The attack left her with a gaping wound on her left side and she was losing blood rapidly. The guide accompanying the couple did his best to dress her wounds and staunch the bleeding, and then brought her to the nearest suitable landing area for a helicopter, where he informed Global Rescue about the accident.

Within an hour of the attack, a helicopter arrived and flew the patient to a facility in Victoria Falls, where she was stabilized in an emergency room and her injuries were assessed. The patient had no sensation in her lower extremities and had lost a dangerously large amount of blood. Consulting with the attending physician, Global Rescue doctors determined that she should be transported immediately to South Africa. The company evacuated her via a medically equipped jet to a world-class trauma center in Johannesburg.
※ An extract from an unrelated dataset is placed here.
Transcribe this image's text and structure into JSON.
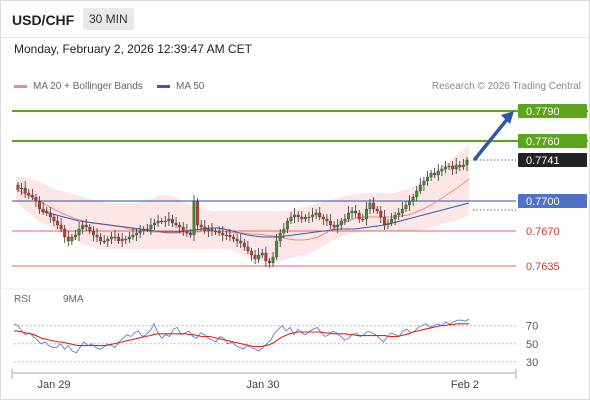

There, her wounds were treated, she remained on a respirator, and she was evaluated by neuro and trauma surgeons. In the meantime, Global Rescue had already dispatched a paramedic – and later two more – to oversee her care. In conjunction with specialists from Johns Hopkins medicine, the physicians determined that vertebrae in her spine should be fused. However, her spinal cord had been severely bruised by the buffalo and her lower extremities would remain paralyzed for an unknown period of time.

After undergoing emergency surgery and the subsequent care required to stabilize her for transport, a Global Rescue medical team evacuated her to her home. Once there, she began her rehabilitation, upbeat and determined to recover from her injuries.